Titled ‘Archaic Hominin Admixture Facilitated Adaptation to Out-of-Africa Environments’, the study by Rachel M. Gittelmann, Joshua G. Schraiber, Benjamin Vernot, Carmen Mikacenic, Mark M. Wurfel and Akey has been published in the journal Current Biology. It argues that as humans left Africa, interbreeding with Neanderthals and other archaic hominins allowed them to develop various traits for survival.
Neanderthals left Africa hundreds of thousands of years before modern humans, around 300,000 years ago. Modern humans made their way away from the continent sometime between 100,000 and 60,000 years ago. It has been well established that as modern humans made their way to new parts of the world, they encountered and sometimes had children with various archaic humans, such as Neanderthals and Denisovans. Remains of this breeding can still be seen in people today. Previous studies have shown that non-African humans inherited about 2% of their genome from Neanderthals. People of Melanesian ancestry take between 2% and 4% of their genome from Denisovan ancestors.
In the study, the researchers searched a sample of 1,500 individuals from East Asia, Europe and South Asia, as well as 27 from Island Melanesia, for archaic DNA sequences in their human genomes. In particular, the team were searching for archaic DNA sequences which appeared at a higher frequency than one would expect unless the genes were beneficial in some way.
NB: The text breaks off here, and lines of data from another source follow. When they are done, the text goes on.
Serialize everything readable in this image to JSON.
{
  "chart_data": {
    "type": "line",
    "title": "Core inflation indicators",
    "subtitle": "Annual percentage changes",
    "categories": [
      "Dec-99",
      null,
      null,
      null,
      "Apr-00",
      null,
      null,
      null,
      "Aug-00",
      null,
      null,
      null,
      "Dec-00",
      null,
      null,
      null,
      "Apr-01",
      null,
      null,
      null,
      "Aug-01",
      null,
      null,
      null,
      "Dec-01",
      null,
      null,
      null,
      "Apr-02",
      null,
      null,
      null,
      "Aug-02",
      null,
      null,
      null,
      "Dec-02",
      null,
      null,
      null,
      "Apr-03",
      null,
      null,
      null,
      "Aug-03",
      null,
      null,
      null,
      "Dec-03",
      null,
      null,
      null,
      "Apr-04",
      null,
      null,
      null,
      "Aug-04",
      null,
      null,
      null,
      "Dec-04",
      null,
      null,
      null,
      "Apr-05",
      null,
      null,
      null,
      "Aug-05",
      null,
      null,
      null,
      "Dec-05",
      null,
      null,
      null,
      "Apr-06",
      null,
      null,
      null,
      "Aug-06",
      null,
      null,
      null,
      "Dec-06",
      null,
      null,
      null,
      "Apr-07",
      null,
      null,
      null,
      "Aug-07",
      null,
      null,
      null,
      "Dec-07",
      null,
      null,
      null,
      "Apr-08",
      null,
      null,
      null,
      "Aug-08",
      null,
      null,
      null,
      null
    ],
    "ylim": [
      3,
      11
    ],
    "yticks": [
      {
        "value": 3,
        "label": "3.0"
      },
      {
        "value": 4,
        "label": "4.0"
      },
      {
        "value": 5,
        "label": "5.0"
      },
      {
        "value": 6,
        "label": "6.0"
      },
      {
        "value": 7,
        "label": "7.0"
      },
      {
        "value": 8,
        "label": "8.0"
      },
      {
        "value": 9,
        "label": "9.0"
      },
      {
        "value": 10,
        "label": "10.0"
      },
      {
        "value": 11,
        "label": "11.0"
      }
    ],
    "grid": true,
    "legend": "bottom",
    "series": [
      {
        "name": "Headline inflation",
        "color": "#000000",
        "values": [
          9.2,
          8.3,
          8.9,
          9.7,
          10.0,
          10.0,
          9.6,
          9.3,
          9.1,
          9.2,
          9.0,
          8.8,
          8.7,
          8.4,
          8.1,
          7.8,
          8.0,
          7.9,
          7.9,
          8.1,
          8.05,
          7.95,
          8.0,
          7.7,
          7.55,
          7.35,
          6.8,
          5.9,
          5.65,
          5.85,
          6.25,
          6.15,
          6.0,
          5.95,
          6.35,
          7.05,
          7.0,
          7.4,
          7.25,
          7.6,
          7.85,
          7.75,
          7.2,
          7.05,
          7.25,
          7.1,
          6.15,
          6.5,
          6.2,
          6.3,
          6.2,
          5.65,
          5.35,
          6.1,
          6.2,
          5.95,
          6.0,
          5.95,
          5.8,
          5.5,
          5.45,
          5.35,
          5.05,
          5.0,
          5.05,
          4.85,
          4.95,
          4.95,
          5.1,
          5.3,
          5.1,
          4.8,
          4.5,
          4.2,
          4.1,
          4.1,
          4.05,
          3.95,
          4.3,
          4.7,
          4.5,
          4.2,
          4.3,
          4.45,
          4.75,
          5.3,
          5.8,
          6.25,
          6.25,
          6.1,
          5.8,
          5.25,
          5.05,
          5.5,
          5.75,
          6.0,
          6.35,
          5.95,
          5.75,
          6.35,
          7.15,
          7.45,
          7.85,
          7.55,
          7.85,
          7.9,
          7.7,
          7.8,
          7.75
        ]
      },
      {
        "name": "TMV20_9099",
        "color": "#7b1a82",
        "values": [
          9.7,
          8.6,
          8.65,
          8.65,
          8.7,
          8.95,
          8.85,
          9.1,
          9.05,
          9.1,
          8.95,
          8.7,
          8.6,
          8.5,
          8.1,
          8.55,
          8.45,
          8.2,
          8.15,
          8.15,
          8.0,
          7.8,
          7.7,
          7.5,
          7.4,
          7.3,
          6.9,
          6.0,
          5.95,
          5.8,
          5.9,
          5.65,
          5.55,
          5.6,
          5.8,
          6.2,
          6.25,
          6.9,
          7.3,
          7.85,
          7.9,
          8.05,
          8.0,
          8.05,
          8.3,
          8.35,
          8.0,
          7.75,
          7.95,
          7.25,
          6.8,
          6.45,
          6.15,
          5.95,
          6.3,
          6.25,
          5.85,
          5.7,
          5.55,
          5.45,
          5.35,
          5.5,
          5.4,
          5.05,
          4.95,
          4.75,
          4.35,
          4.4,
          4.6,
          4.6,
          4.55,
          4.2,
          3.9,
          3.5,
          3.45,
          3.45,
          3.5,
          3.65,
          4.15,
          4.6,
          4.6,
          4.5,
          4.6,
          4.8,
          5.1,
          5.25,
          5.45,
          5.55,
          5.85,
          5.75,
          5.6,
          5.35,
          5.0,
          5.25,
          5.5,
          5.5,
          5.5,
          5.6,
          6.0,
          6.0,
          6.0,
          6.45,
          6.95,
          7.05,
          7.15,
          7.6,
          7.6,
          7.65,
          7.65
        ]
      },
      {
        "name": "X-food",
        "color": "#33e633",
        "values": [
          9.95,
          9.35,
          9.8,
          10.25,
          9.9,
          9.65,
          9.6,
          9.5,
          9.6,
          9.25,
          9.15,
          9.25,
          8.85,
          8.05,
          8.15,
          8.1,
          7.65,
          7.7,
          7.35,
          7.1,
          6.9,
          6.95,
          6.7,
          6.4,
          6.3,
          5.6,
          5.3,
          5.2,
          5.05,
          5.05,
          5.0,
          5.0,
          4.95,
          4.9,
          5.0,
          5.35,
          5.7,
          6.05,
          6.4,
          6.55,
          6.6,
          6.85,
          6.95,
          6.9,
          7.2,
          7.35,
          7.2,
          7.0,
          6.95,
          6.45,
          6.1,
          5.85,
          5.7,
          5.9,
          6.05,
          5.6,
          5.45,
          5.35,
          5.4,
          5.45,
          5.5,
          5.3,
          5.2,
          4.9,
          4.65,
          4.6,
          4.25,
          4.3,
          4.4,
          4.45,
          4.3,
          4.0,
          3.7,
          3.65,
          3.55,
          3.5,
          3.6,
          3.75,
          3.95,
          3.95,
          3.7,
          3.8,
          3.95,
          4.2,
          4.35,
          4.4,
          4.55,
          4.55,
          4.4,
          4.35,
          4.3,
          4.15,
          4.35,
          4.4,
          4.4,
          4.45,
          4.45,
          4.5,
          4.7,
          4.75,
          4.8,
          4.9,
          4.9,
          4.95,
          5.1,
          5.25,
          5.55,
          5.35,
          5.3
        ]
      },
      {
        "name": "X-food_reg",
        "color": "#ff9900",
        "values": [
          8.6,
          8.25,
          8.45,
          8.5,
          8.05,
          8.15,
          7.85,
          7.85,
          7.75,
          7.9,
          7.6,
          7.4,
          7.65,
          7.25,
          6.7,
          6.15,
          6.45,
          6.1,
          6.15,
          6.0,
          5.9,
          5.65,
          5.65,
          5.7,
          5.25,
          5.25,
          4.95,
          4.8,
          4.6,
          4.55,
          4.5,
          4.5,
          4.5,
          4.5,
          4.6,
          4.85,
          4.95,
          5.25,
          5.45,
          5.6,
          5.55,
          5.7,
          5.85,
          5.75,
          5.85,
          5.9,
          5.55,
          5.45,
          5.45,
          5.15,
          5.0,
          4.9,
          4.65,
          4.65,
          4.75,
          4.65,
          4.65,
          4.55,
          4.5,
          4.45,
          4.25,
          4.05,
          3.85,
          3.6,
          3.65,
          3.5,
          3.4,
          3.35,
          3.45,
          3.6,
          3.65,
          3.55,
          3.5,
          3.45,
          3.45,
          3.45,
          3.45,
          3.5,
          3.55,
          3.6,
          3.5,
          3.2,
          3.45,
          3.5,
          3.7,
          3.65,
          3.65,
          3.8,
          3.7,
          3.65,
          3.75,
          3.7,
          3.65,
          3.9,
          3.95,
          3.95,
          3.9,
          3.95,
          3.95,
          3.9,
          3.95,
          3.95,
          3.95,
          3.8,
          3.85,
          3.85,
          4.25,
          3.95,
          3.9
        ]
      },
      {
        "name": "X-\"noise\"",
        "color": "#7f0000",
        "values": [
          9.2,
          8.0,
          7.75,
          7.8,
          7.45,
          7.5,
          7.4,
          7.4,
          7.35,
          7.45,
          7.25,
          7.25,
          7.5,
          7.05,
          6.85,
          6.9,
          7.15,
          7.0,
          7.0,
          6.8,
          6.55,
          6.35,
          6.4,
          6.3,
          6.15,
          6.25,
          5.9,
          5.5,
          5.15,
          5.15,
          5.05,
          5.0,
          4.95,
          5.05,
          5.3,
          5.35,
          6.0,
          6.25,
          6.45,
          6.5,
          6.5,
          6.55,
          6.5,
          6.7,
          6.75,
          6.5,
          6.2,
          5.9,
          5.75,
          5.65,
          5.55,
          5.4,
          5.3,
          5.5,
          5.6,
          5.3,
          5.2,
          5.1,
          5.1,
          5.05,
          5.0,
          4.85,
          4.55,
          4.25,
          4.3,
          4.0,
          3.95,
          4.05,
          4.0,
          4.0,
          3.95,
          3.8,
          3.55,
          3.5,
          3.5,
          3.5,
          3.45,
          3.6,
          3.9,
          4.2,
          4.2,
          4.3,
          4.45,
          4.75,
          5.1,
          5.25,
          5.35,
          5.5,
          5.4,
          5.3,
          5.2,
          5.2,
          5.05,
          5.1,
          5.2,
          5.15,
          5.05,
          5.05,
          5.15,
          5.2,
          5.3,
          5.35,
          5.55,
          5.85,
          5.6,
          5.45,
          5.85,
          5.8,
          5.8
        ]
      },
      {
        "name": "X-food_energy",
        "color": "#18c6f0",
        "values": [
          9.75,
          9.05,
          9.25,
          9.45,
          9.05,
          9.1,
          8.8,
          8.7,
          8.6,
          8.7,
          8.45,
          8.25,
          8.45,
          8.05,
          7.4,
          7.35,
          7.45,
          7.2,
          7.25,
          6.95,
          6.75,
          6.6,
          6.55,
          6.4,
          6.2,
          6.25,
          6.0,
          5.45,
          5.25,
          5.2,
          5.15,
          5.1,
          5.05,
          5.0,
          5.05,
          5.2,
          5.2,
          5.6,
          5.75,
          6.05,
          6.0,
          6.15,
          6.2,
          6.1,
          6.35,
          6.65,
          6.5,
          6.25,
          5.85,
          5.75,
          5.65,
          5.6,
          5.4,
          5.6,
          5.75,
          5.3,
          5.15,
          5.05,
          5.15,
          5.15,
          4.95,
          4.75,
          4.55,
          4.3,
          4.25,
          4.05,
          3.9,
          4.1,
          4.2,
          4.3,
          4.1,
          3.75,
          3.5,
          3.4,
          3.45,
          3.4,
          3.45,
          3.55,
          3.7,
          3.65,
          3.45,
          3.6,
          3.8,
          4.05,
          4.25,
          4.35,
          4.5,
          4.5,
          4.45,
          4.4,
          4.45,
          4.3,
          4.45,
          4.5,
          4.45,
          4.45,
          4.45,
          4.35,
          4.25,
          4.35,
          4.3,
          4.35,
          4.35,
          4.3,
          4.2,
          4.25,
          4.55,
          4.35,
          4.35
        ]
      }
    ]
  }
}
Neanderthal and Denisovan DNA sequences are typically found at low frequencies, generally less than 5%. However, Gittelmann et al found 126 locations where the archaic sequences exist at much higher frequencies, up to 65%. 31 of those regions are involved in human immunity, while seven play a role in determining characteristics of our skin.
These attributes inherited from archaic hominins could have played a vital role in our survival after leaving Africa, allowing human populations to spread. “The ability to increase to such high population frequencies was most likely facilitated because these sequences were advantageous,” Akey explained. “In addition, many of the high-frequency sequences span genes involved in the immune system, which is a frequent target of adaptive evolution.”
As humans left Africa they encountered a host of unfamiliar, challenging environments. Tellingly, the team’s results suggest that many of the genes received from Neanderthals and Denisovans are connected to interactions with the environment. Hybridization through interbreeding, therefore, could have been the most efficient way for humans to adapt to the potentially hostile new lands they were encountering.